L’horreur glacée, qui se jette contre moi, et soudaine et brutale, le contact de sa peau contre la mienne enfonce dans mes nerfs un millier de piques de terreur abjecte. Ça me fait comme un électrochoc. Du revers de la main je repousse violemment la sienne et à ce moment-là, un misérable bout d’instinct de survie se réveille enfin. Il me crie : cours.

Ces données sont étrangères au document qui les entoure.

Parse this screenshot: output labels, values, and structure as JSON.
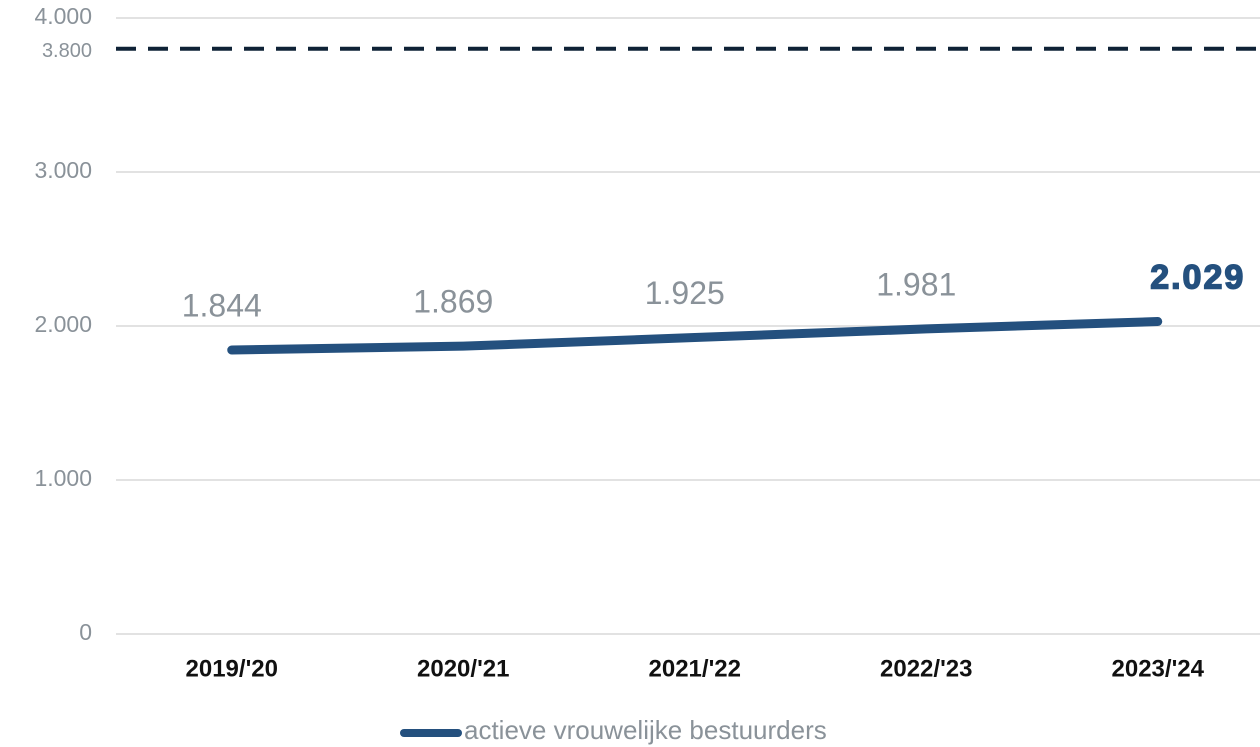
{
  "chart_data": {
    "type": "line",
    "categories": [
      "2019/'20",
      "2020/'21",
      "2021/'22",
      "2022/'23",
      "2023/'24"
    ],
    "series": [
      {
        "name": "actieve vrouwelijke bestuurders",
        "color": "#24507e",
        "values": [
          1844,
          1869,
          1925,
          1981,
          2029
        ],
        "value_labels": [
          "1.844",
          "1.869",
          "1.925",
          "1.981",
          "2.029"
        ]
      }
    ],
    "ylim": [
      0,
      4000
    ],
    "yticks": [
      0,
      {
        "value": 1000,
        "label": "1.000"
      },
      {
        "value": 2000,
        "label": "2.000"
      },
      {
        "value": 3000,
        "label": "3.000"
      },
      {
        "value": 4000,
        "label": "4.000"
      }
    ],
    "reference_line": {
      "value": 3800,
      "label": "3.800",
      "color": "#0f2236"
    },
    "grid": true,
    "legend": "bottom"
  }
}
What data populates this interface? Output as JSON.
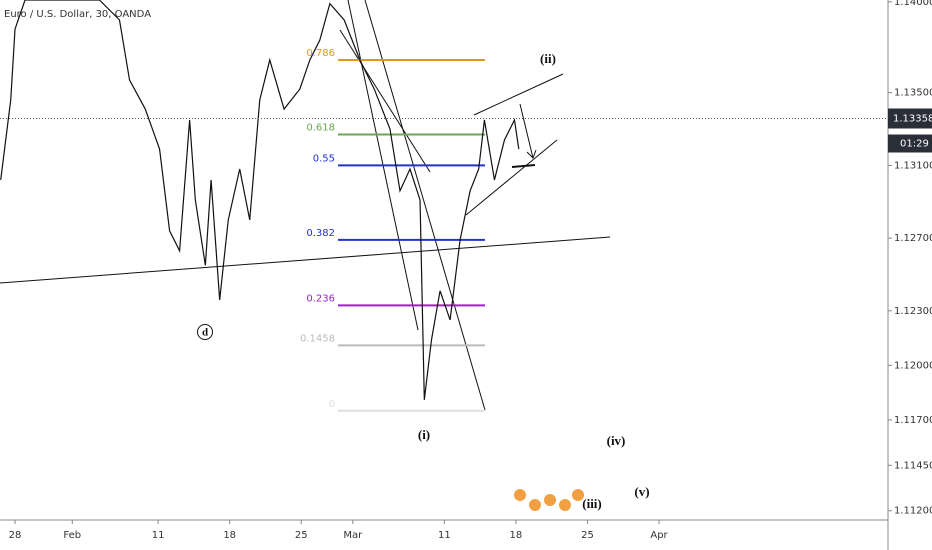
{
  "title": "Euro / U.S. Dollar, 30, OANDA",
  "chart_data": {
    "type": "line",
    "x": [
      -1.0,
      -0.3,
      0,
      0.7,
      3.1,
      5.9,
      7.3,
      8.0,
      9.1,
      10.1,
      10.8,
      11.5,
      12.2,
      12.6,
      13.3,
      13.7,
      14.3,
      14.9,
      15.7,
      16.4,
      17.1,
      17.8,
      18.8,
      19.9,
      20.6,
      21.3,
      22.0,
      23.0,
      24.1,
      25.1,
      26.2,
      26.9,
      27.6,
      28.3,
      28.6,
      29.1,
      29.7,
      30.4,
      31.1,
      31.8,
      32.4,
      32.8,
      33.5,
      34.2,
      34.9,
      35.2
    ],
    "values": [
      1.1302,
      1.1346,
      1.1385,
      1.1401,
      1.1401,
      1.1401,
      1.139,
      1.1357,
      1.1341,
      1.1319,
      1.1274,
      1.1263,
      1.1335,
      1.1291,
      1.1255,
      1.1302,
      1.1236,
      1.128,
      1.1308,
      1.128,
      1.1346,
      1.1368,
      1.1341,
      1.1352,
      1.1368,
      1.1379,
      1.1399,
      1.139,
      1.1368,
      1.1352,
      1.133,
      1.1296,
      1.1308,
      1.1291,
      1.1181,
      1.1214,
      1.1241,
      1.1225,
      1.1269,
      1.1296,
      1.1308,
      1.1335,
      1.1302,
      1.1324,
      1.1335,
      1.1319
    ],
    "color": "#111111",
    "xlim": [
      -1.05,
      61.0
    ],
    "xticks": [
      {
        "value": 0,
        "label": "28"
      },
      {
        "value": 4,
        "label": "Feb"
      },
      {
        "value": 10,
        "label": "11"
      },
      {
        "value": 15,
        "label": "18"
      },
      {
        "value": 20,
        "label": "25"
      },
      {
        "value": 23.6,
        "label": "Mar"
      },
      {
        "value": 30,
        "label": "11"
      },
      {
        "value": 35,
        "label": "18"
      },
      {
        "value": 40,
        "label": "25"
      },
      {
        "value": 45,
        "label": "Apr"
      }
    ],
    "ylim": [
      1.1116,
      1.1401
    ],
    "yticks": [
      {
        "value": 1.14,
        "label": "1.14000"
      },
      {
        "value": 1.135,
        "label": "1.13500"
      },
      {
        "value": 1.131,
        "label": "1.13100"
      },
      {
        "value": 1.127,
        "label": "1.12700"
      },
      {
        "value": 1.123,
        "label": "1.12300"
      },
      {
        "value": 1.12,
        "label": "1.12000"
      },
      {
        "value": 1.117,
        "label": "1.11700"
      },
      {
        "value": 1.1145,
        "label": "1.11450"
      },
      {
        "value": 1.112,
        "label": "1.11200"
      }
    ],
    "last_price": {
      "value": 1.13358,
      "label": "1.13358"
    },
    "countdown": "01:29",
    "fib_levels": [
      {
        "ratio": 0.786,
        "price": 1.1368,
        "color": "#e0981a"
      },
      {
        "ratio": 0.618,
        "price": 1.1327,
        "color": "#6aa84f"
      },
      {
        "ratio": 0.55,
        "price": 1.131,
        "color": "#2233cc"
      },
      {
        "ratio": 0.382,
        "price": 1.1269,
        "color": "#2233cc"
      },
      {
        "ratio": 0.236,
        "price": 1.1233,
        "color": "#9922cc"
      },
      {
        "ratio": 0.1458,
        "price": 1.1211,
        "color": "#bbbbbb"
      },
      {
        "ratio": 0,
        "price": 1.1175,
        "color": "#dddddd"
      }
    ],
    "annotations": [
      "(ii)",
      "(i)",
      "d",
      "(iii)",
      "(iv)",
      "(v)"
    ]
  }
}
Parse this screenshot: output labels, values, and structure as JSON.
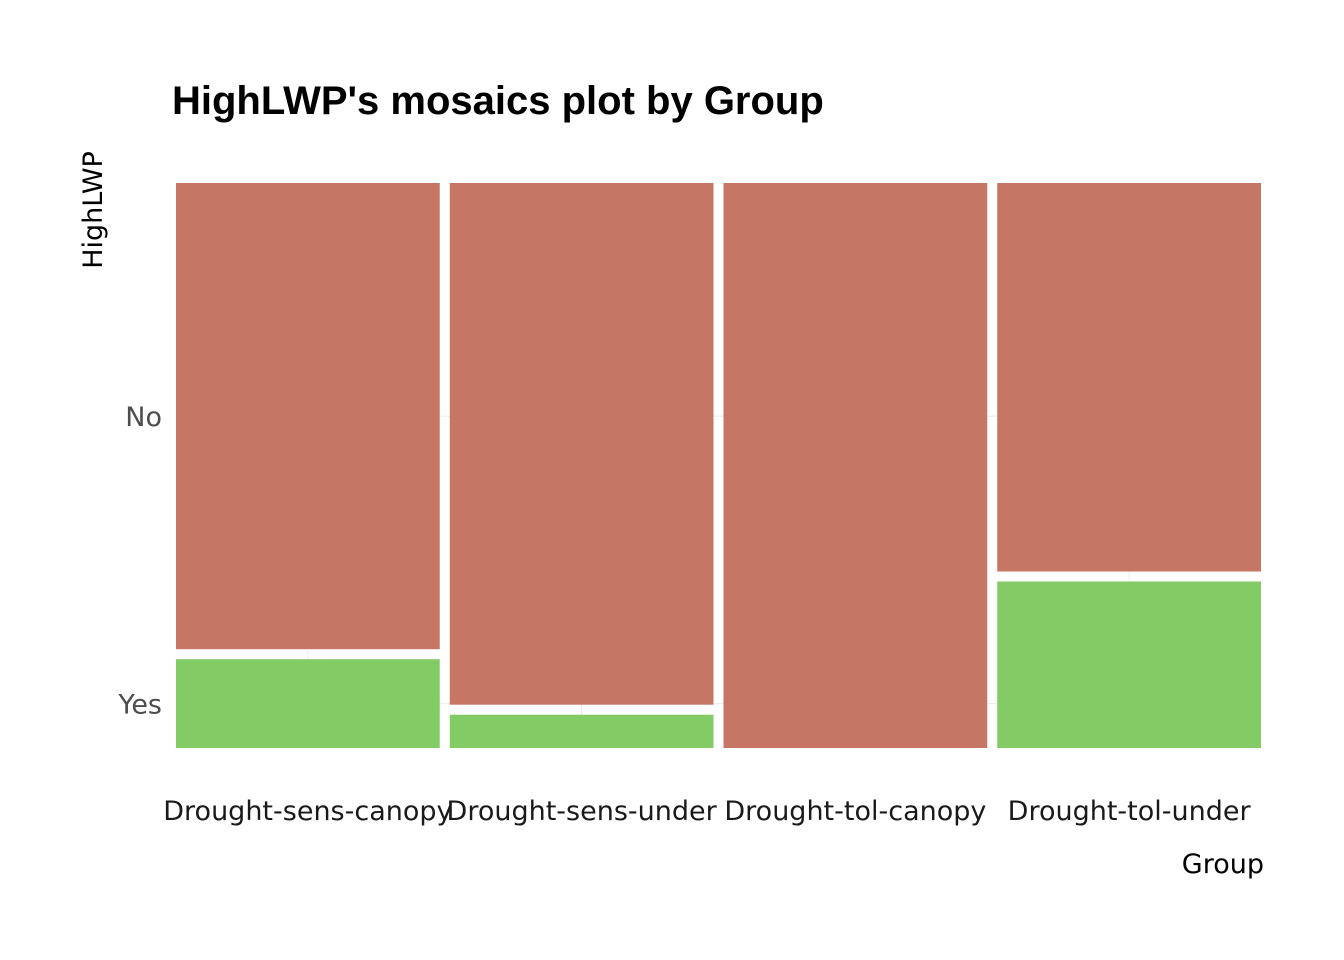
{
  "chart_data": {
    "type": "mosaic",
    "title": "HighLWP's mosaics plot by Group",
    "xlabel": "Group",
    "ylabel": "HighLWP",
    "categories": [
      "Drought-sens-canopy",
      "Drought-sens-under",
      "Drought-tol-canopy",
      "Drought-tol-under"
    ],
    "category_widths": [
      0.25,
      0.25,
      0.25,
      0.25
    ],
    "y_tick_labels": [
      "No",
      "Yes"
    ],
    "series": [
      {
        "name": "No",
        "color": "#C67664",
        "values": [
          0.84,
          0.94,
          1.0,
          0.7
        ]
      },
      {
        "name": "Yes",
        "color": "#82CB65",
        "values": [
          0.16,
          0.06,
          0.0,
          0.3
        ]
      }
    ],
    "grid": true,
    "legend": "none"
  }
}
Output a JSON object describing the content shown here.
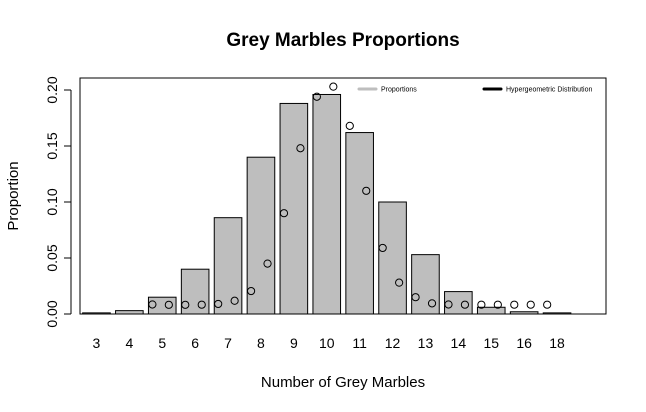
{
  "chart_data": {
    "type": "bar",
    "title": "Grey Marbles Proportions",
    "xlabel": "Number of Grey Marbles",
    "ylabel": "Proportion",
    "ylim": [
      0,
      0.2
    ],
    "y_ticks": [
      "0.00",
      "0.05",
      "0.10",
      "0.15",
      "0.20"
    ],
    "categories": [
      "3",
      "4",
      "5",
      "6",
      "7",
      "8",
      "9",
      "10",
      "11",
      "12",
      "13",
      "14",
      "15",
      "16",
      "18"
    ],
    "series": [
      {
        "name": "Proportions",
        "kind": "bar",
        "color": "#bebebe",
        "values": [
          0.001,
          0.003,
          0.015,
          0.04,
          0.086,
          0.14,
          0.188,
          0.196,
          0.162,
          0.1,
          0.053,
          0.02,
          0.006,
          0.002,
          0.001
        ]
      },
      {
        "name": "Hypergeometric Distribution",
        "kind": "points",
        "color": "#000000",
        "x": [
          2.7,
          3.2,
          3.7,
          4.2,
          4.7,
          5.2,
          5.7,
          6.2,
          6.7,
          7.2,
          7.7,
          8.2,
          8.7,
          9.2,
          9.7,
          10.2,
          10.7,
          11.2,
          11.7,
          12.2,
          12.7,
          13.2,
          13.7,
          14.2,
          14.7
        ],
        "values": [
          0.0085,
          0.0082,
          0.0082,
          0.0083,
          0.009,
          0.0118,
          0.0205,
          0.045,
          0.09,
          0.148,
          0.194,
          0.203,
          0.168,
          0.11,
          0.059,
          0.028,
          0.015,
          0.0095,
          0.0085,
          0.0083,
          0.0083,
          0.0083,
          0.0083,
          0.0083,
          0.0083
        ]
      }
    ],
    "legend": {
      "position": "top-right",
      "entries": [
        {
          "label": "Proportions",
          "color": "#bebebe"
        },
        {
          "label": "Hypergeometric Distribution",
          "color": "#000000"
        }
      ]
    },
    "grid": false
  }
}
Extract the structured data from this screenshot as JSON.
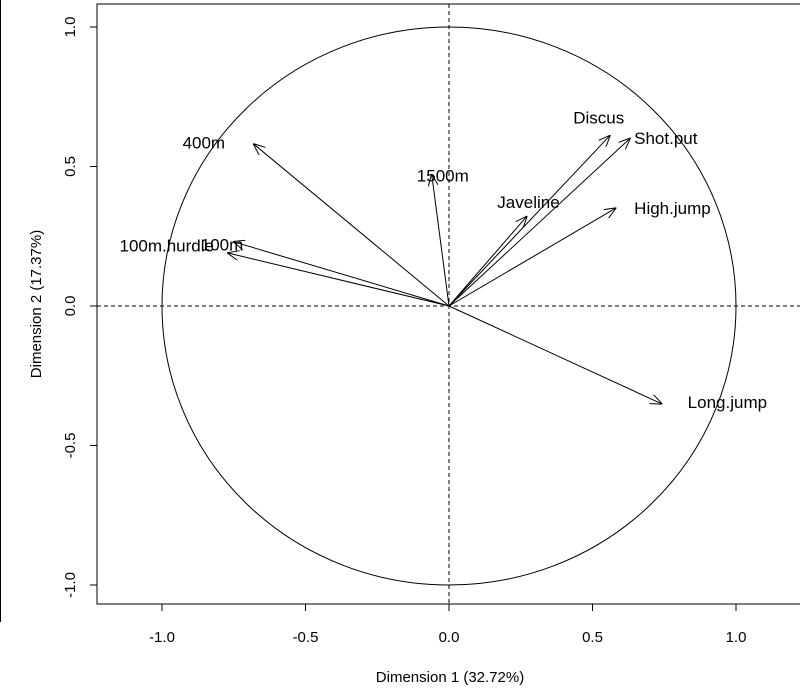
{
  "chart_data": {
    "type": "scatter",
    "subtype": "pca-correlation-circle",
    "title": "",
    "xlabel": "Dimension 1 (32.72%)",
    "ylabel": "Dimension 2 (17.37%)",
    "xlim": [
      -1.0,
      1.0
    ],
    "ylim": [
      -1.0,
      1.0
    ],
    "x_ticks": [
      -1.0,
      -0.5,
      0.0,
      0.5,
      1.0
    ],
    "y_ticks": [
      -1.0,
      -0.5,
      0.0,
      0.5,
      1.0
    ],
    "x_tick_labels": [
      "-1.0",
      "-0.5",
      "0.0",
      "0.5",
      "1.0"
    ],
    "y_tick_labels": [
      "-1.0",
      "-0.5",
      "0.0",
      "0.5",
      "1.0"
    ],
    "grid": false,
    "reference_lines": [
      "x = 0 (dashed)",
      "y = 0 (dashed)"
    ],
    "unit_circle": true,
    "arrow_color": "#000000",
    "variables": [
      {
        "name": "100m",
        "x": -0.77,
        "y": 0.19
      },
      {
        "name": "400m",
        "x": -0.68,
        "y": 0.58
      },
      {
        "name": "1500m",
        "x": -0.06,
        "y": 0.47
      },
      {
        "name": "100m.hurdle",
        "x": -0.75,
        "y": 0.23
      },
      {
        "name": "Discus",
        "x": 0.56,
        "y": 0.61
      },
      {
        "name": "Shot.put",
        "x": 0.63,
        "y": 0.6
      },
      {
        "name": "Javeline",
        "x": 0.27,
        "y": 0.32
      },
      {
        "name": "High.jump",
        "x": 0.58,
        "y": 0.35
      },
      {
        "name": "Long.jump",
        "x": 0.74,
        "y": -0.35
      }
    ]
  }
}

Habituées à obéir aux ordres, mes membres s’activent comme ils peuvent. Mon coeur à cesser de ressentir, il ne fait que son boulot. Pomper du sang aux bras et aux jambes qui rampent, à quatre pattes ou le ventre par terre, laissant les roches et les débris rentrer dans la peau de mes avant-bras. Mon esprit est réduit à n’être qu’un pur instinct animal. Fuir.

 

Les yeux fixés sur la devanture du restaurant, je n’ose pas regarder derrière moi. Sur ma joue, les traces de sang qu’elle m’a laissées me font l’effet d’une brûlure intense. Je la sens derrière moi, le bruit de ses pas se rapproche. Mes mains écorchées s’enfoncent dans le mélange de boue et pierre, elles tirent mon corps fatigué vers l’avant.

 

—  Je suis forte. Je suis intelligente. Je travaille dur… Je suis belle… Je ne suis… pas meilleur que les autres… Je suis.

 

Les mots de papa me reviennent à l’esprit. Sa voix grave qui me souffle les paroles à l’oreille. Moi qui fais semblant de ne pas me souvenir, pour l’entendre commencer la phrase et pouvoir la finir avec lui. Je vais mourir, aide-moi papa, je vais mourir.